As the "birther" controversy swelled around him, he stood before a national television audience seemingly poised to address the issue that launched his political career -- and then he spent 30 minutes delivering an infomercial about his new hotel. As the event was about to wrap, he tossed out a near-throwaway line: "President Barack Obama was born in the United States. Period."
Whatever game Trump was playing with the issue in the past few days, it backfired.
Trump never had much of a chance with African-American voters. They are traditionally among the most loyal Democratic supporters, and many black voters viewed Trump's championing of the birther movement since 2011 as a racist effort to delegitimize the first African-American president.
But for weeks, the real estate has been trying to appeal to African-Americans with visits to Detroit and Flint, Michigan, as well as speeches accusing the Obama administration of leaving too many black Americans behind in poverty or without good-paying jobs.
Those entreaties, in many cases, seemed to backfire. This week, he insulted a black pastor
from Flint as a "nervous mess" after she interrupted his speech to ask him not to deliver political attacks in her church.
And given the animosity toward Trump among African-Americans, the campaign's strategy seemed more keyed to assuaging concerns among some Republican voters and independents that Trump's rhetoric is racist.
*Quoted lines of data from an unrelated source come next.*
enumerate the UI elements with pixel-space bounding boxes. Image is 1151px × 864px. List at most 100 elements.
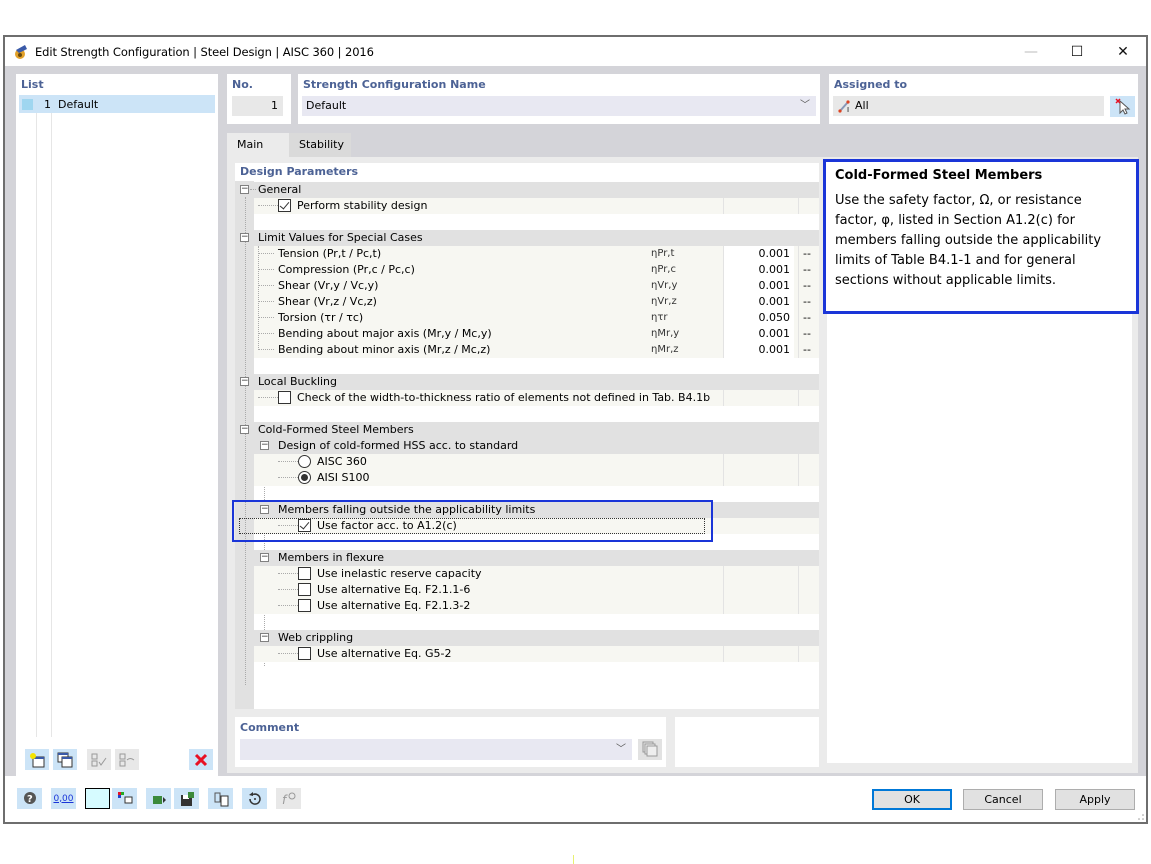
- collapse-icon[interactable]: −: [240, 185, 249, 194]
- name-label: Strength Configuration Name: [303, 78, 486, 91]
- collapse-icon[interactable]: −: [260, 633, 269, 642]
- limit-value-input[interactable]: 0.001: [724, 262, 794, 278]
- name-combobox[interactable]: Default ﹀: [302, 96, 816, 116]
- aisi-s100-radio[interactable]: [298, 471, 311, 484]
- select-graphically-button[interactable]: [1110, 96, 1135, 117]
- toggle-check-icon: [119, 753, 135, 766]
- limit-value-input[interactable]: 0.001: [724, 342, 794, 358]
- limit-row: Bending about minor axis (Mr,z / Mc,z) ηM…: [254, 342, 819, 358]
- check-all-button[interactable]: [87, 749, 111, 770]
- list-item[interactable]: 1 Default: [19, 95, 215, 113]
- group-local-buckling[interactable]: − Local Buckling: [240, 374, 819, 390]
- column-divider: [723, 390, 724, 406]
- copy-icon: [57, 752, 73, 767]
- comment-library-button[interactable]: [638, 739, 662, 760]
- collapse-icon[interactable]: −: [260, 441, 269, 450]
- group-label: Local Buckling: [258, 375, 338, 388]
- limit-symbol: ηMr,z: [651, 344, 679, 355]
- option-label: Check of the width-to-thickness ratio of…: [297, 391, 711, 404]
- eq-f2-1-1-6-checkbox[interactable]: [298, 583, 311, 596]
- collapse-icon[interactable]: −: [240, 425, 249, 434]
- tree-connector: [278, 477, 298, 478]
- limit-row: Shear (Vr,z / Vc,z) ηVr,z 0.001 --: [254, 294, 819, 310]
- limit-symbol: ηPr,c: [651, 264, 676, 275]
- number-field[interactable]: 1: [232, 96, 283, 116]
- tab-stability[interactable]: Stability: [289, 133, 351, 157]
- reset-button[interactable]: [242, 788, 267, 809]
- help-button[interactable]: ?: [17, 788, 42, 809]
- tree-connector: [258, 253, 274, 254]
- group-general[interactable]: − General: [240, 182, 819, 198]
- delete-button[interactable]: [189, 749, 213, 770]
- limit-value-input[interactable]: 0.001: [724, 326, 794, 342]
- toggle-check-button[interactable]: [115, 749, 139, 770]
- limit-value-input[interactable]: 0.001: [724, 246, 794, 262]
- resize-grip-icon[interactable]: [1137, 813, 1145, 821]
- apply-button[interactable]: Apply: [1055, 789, 1135, 810]
- display-settings-button[interactable]: [112, 788, 137, 809]
- limit-value-input[interactable]: 0.050: [724, 310, 794, 326]
- limit-row: Compression (Pr,c / Pc,c) ηPr,c 0.001 --: [254, 262, 819, 278]
- name-panel: Strength Configuration Name Default ﹀: [298, 74, 820, 124]
- tab-main[interactable]: Main: [227, 133, 289, 157]
- limit-row: Shear (Vr,y / Vc,y) ηVr,y 0.001 --: [254, 278, 819, 294]
- inelastic-reserve-checkbox[interactable]: [298, 567, 311, 580]
- tree-connector: [250, 189, 256, 190]
- perform-stability-checkbox[interactable]: [278, 199, 291, 212]
- limit-label: Tension (Pr,t / Pc,t): [278, 247, 382, 260]
- group-cold-formed[interactable]: − Cold-Formed Steel Members: [240, 422, 819, 438]
- subgroup-flexure[interactable]: − Members in flexure: [254, 550, 819, 566]
- new-item-button[interactable]: [25, 749, 49, 770]
- color-button[interactable]: [85, 788, 110, 809]
- collapse-icon[interactable]: −: [240, 233, 249, 242]
- subgroup-web-crippling[interactable]: − Web crippling: [254, 630, 819, 646]
- units-button[interactable]: 0,00: [51, 788, 76, 809]
- group-limit-values[interactable]: − Limit Values for Special Cases: [240, 230, 819, 246]
- width-thickness-checkbox[interactable]: [278, 391, 291, 404]
- option-row: Check of the width-to-thickness ratio of…: [254, 390, 819, 406]
- column-divider: [798, 566, 799, 582]
- aisc360-radio[interactable]: [298, 455, 311, 468]
- chevron-down-icon[interactable]: ﹀: [616, 739, 626, 760]
- column-divider: [798, 390, 799, 406]
- assigned-value: All: [855, 99, 869, 112]
- app-icon: [13, 44, 29, 60]
- option-row: AISC 360: [254, 454, 819, 470]
- cancel-button[interactable]: Cancel: [963, 789, 1043, 810]
- name-value: Default: [306, 99, 347, 112]
- save-button[interactable]: [174, 788, 199, 809]
- eq-f2-1-3-2-checkbox[interactable]: [298, 599, 311, 612]
- comment-combobox[interactable]: ﹀: [240, 739, 632, 760]
- limit-label: Bending about minor axis (Mr,z / Mc,z): [278, 343, 491, 356]
- copy-data-button[interactable]: [208, 788, 233, 809]
- collapse-icon[interactable]: −: [260, 553, 269, 562]
- limit-value-input[interactable]: 0.001: [724, 278, 794, 294]
- window-title: Edit Strength Configuration | Steel Desi…: [35, 44, 374, 59]
- limit-value-input[interactable]: 0.001: [724, 294, 794, 310]
- limit-unit: --: [803, 327, 811, 340]
- collapse-icon[interactable]: −: [240, 377, 249, 386]
- copy-item-button[interactable]: [53, 749, 77, 770]
- number-label: No.: [232, 78, 253, 91]
- limit-label: Torsion (τr / τc): [278, 311, 364, 324]
- formula-button[interactable]: f: [276, 788, 301, 809]
- cursor-artifact: [573, 855, 574, 864]
- option-row: Use alternative Eq. F2.1.1-6: [254, 582, 819, 598]
- assigned-field[interactable]: I All: [833, 96, 1104, 116]
- close-button[interactable]: ✕: [1100, 37, 1146, 66]
- ok-button[interactable]: OK: [872, 789, 952, 810]
- info-box: Cold-Formed Steel Members Use the safety…: [823, 159, 1139, 314]
- column-divider: [798, 262, 799, 278]
- option-row: AISI S100: [254, 470, 819, 486]
- design-parameters-tree: Design Parameters − General Perform stab…: [232, 163, 819, 709]
- subgroup-hss-standard[interactable]: − Design of cold-formed HSS acc. to stan…: [254, 438, 819, 454]
- dialog-window: Edit Strength Configuration | Steel Desi…: [3, 35, 1148, 824]
- highlight-box: [232, 500, 713, 542]
- eq-g5-2-checkbox[interactable]: [298, 647, 311, 660]
- column-divider: [798, 582, 799, 598]
- chevron-down-icon[interactable]: ﹀: [800, 96, 810, 116]
- limit-unit: --: [803, 295, 811, 308]
- import-button[interactable]: [146, 788, 171, 809]
- maximize-button[interactable]: ☐: [1054, 37, 1100, 66]
- minimize-button[interactable]: —: [1008, 37, 1054, 66]
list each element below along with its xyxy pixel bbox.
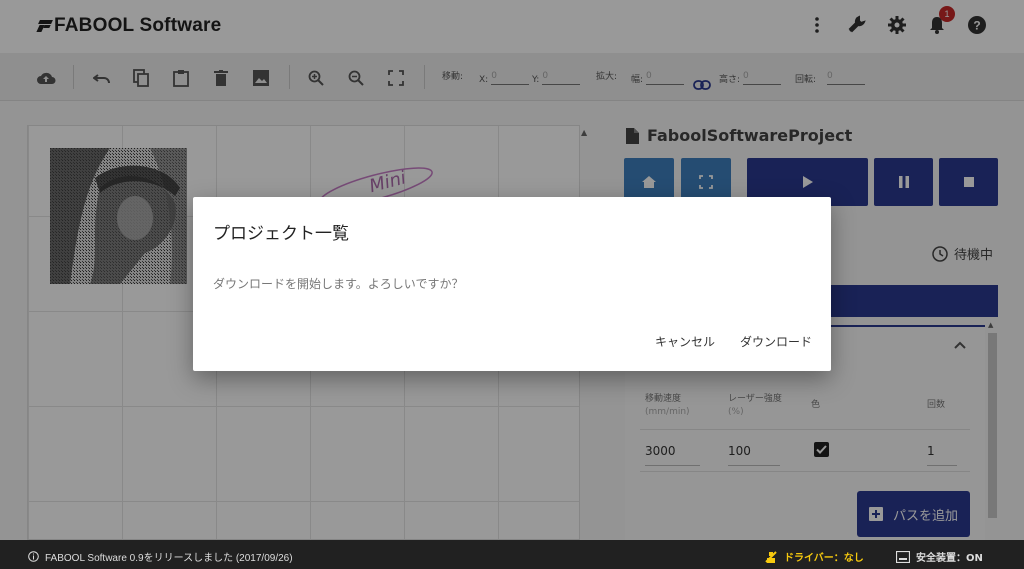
- driver-off-icon: [765, 550, 777, 563]
- driver-status: ドライバー：なし: [764, 549, 864, 564]
- download-confirm-dialog: プロジェクト一覧 ダウンロードを開始します。よろしいですか？ キャンセル ダウン…: [193, 197, 831, 371]
- download-button[interactable]: ダウンロード: [740, 333, 812, 350]
- dialog-title: プロジェクト一覧: [213, 224, 349, 244]
- release-notice: FABOOL Software 0.9をリリースしました (2017/09/26…: [28, 549, 293, 564]
- info-icon: [28, 551, 39, 562]
- dialog-message: ダウンロードを開始します。よろしいですか？: [213, 277, 464, 291]
- status-footer: FABOOL Software 0.9をリリースしました (2017/09/26…: [0, 540, 1024, 569]
- safety-status: 安全装置：ON: [896, 549, 983, 564]
- cancel-button[interactable]: キャンセル: [655, 333, 715, 350]
- safety-device-icon: [896, 550, 910, 563]
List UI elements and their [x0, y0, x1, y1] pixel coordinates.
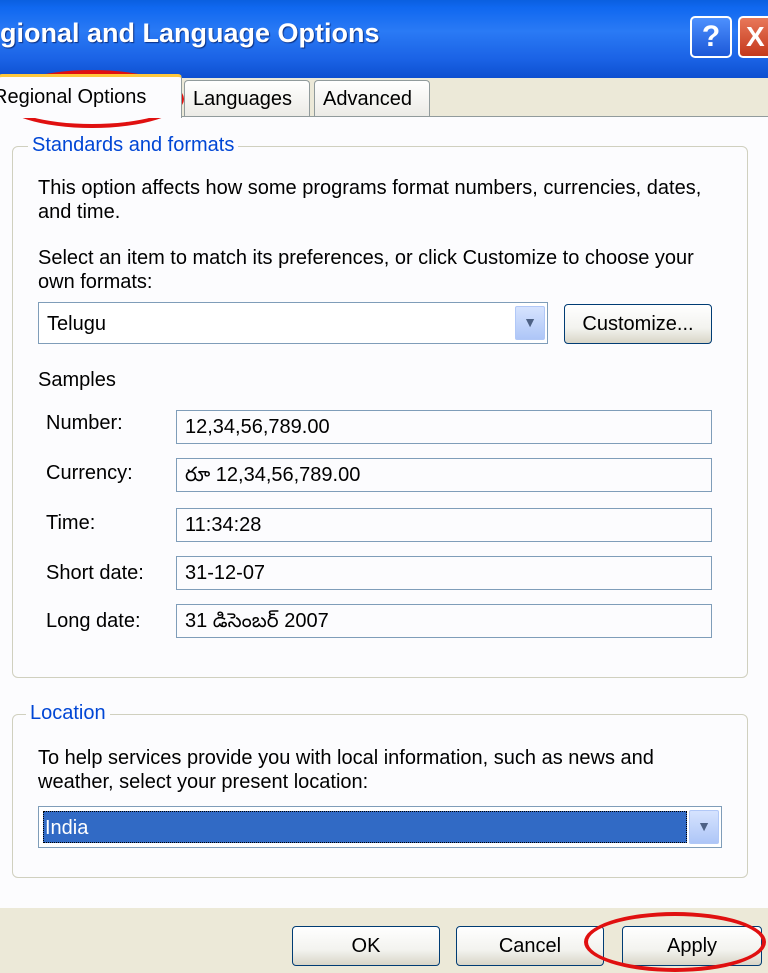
title-bar: gional and Language Options ? X	[0, 0, 768, 78]
format-select[interactable]: Telugu ▼	[38, 302, 548, 344]
standards-description: This option affects how some programs fo…	[38, 177, 702, 223]
sample-number-value: 12,34,56,789.00	[176, 410, 712, 444]
ok-button[interactable]: OK	[292, 926, 440, 966]
help-button[interactable]: ?	[690, 16, 732, 58]
tab-advanced[interactable]: Advanced	[314, 80, 430, 116]
samples-label: Samples	[38, 369, 116, 391]
chevron-down-icon[interactable]: ▼	[689, 810, 719, 844]
apply-button[interactable]: Apply	[622, 926, 762, 966]
sample-currency-label: Currency:	[46, 462, 133, 484]
location-selection-highlight	[43, 811, 687, 843]
chevron-down-icon[interactable]: ▼	[515, 306, 545, 340]
customize-button[interactable]: Customize...	[564, 304, 712, 344]
sample-long-date-value: 31 డిసెంబర్ 2007	[176, 604, 712, 638]
standards-group-label: Standards and formats	[28, 134, 239, 157]
sample-short-date-label: Short date:	[46, 562, 144, 584]
sample-time-value: 11:34:28	[176, 508, 712, 542]
tab-languages[interactable]: Languages	[184, 80, 310, 116]
sample-number-label: Number:	[46, 412, 123, 434]
tab-regional-options[interactable]: Regional Options	[0, 74, 182, 118]
close-button[interactable]: X	[738, 16, 768, 58]
location-description: To help services provide you with local …	[38, 747, 654, 793]
location-select[interactable]: India ▼	[38, 806, 722, 848]
format-select-value: Telugu	[47, 313, 106, 335]
select-prompt: Select an item to match its preferences,…	[38, 247, 694, 293]
window-title: gional and Language Options	[0, 18, 380, 48]
location-select-value: India	[45, 817, 89, 839]
sample-long-date-label: Long date:	[46, 610, 141, 632]
location-group	[12, 714, 748, 878]
sample-currency-value: రూ 12,34,56,789.00	[176, 458, 712, 492]
sample-short-date-value: 31-12-07	[176, 556, 712, 590]
cancel-button[interactable]: Cancel	[456, 926, 604, 966]
location-group-label: Location	[26, 702, 110, 725]
sample-time-label: Time:	[46, 512, 96, 534]
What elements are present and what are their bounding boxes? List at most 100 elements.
The strategy of softening Trump's image among reluctant Republicans and independents showed some signs that it was working. This week, Trump's poll numbers inched up in battleground states, and the Clinton-Trump race nationally was deadlocked once again.
But Trump's curious moves Thursday night and Friday were a reminder of how quickly his effort can go off the rails.
Black congressional leaders, along with Clinton's campaign, pilloried Trump's brief statement on Obama's birthplace -- which was not an apology, an explanation or even an admission that he was the loudest promoter of the birther movement.
At a press conference, member of the Congressional Black Caucus urged voters to register and get out and vote this November.
"We are used to dog whistles, but the thing we are not used to are the howls of wolves. These are howls, not whistles," said Rep. James Clyburn of South Carolina.
That disdain for Trump could well become an asset to Clinton's campaign, particularly among younger African-American voters who aren't excited about her candidacy and might have otherwise stayed home.
Moreover, Trump was widely derided Friday for his false claim that "Hillary Clinton and her campaign of 2008 started the birther controversy" and that "I finished it."
Clinton's campaign manager, Robby Mook, called Trump's actions "disgraceful."
"After five years of pushing a racist conspiracy theory into the mainstream, it was appalling to watch Trump appoint himself the judge of whether the President of the United States is American," Mook said in a statement. "This sickening display shows more than ever why Donald Trump is totally unfit be president."
While some 2008 supporters of Clinton used Internet blogs to raise questions about Obama's birthplace, the Clinton campaign never promoted the conspiracy theories. The Clinton campaign, in fact, severed ties with a volunteer coordinator in Iowa who forwarded an email promoting the birther conspiracy, according to Clinton's 2008 campaign manager, Patti Solis Doyle.
Clinton's campaign clearly intends to use Trump's puzzling revival of the birther controversy as its latest illustration of why he is not fit to be commander in chief. Her campaign argued Friday that Trump's embrace of the birther movement "turned Trump from an ordinary reality TV star into a political figure."
"Trump has spent years peddling a racist conspiracy aimed at undermining the first African-American president," Clinton's campaign tweeted. "He can't just take it back."
While this issue is sure to rage on -- and come up in first the debate between Clinton and Trump -- the current commander in chief apparently is ready to turn to other topics.
"I think when the President released the long form version of his birth certificate in this room five years ago he was hoping that people would move on," White House Press Secretary Josh Earnest said in the White House briefing room.
"With regard to an apology" from Trump, Earnest said, "I don't think the President much cares."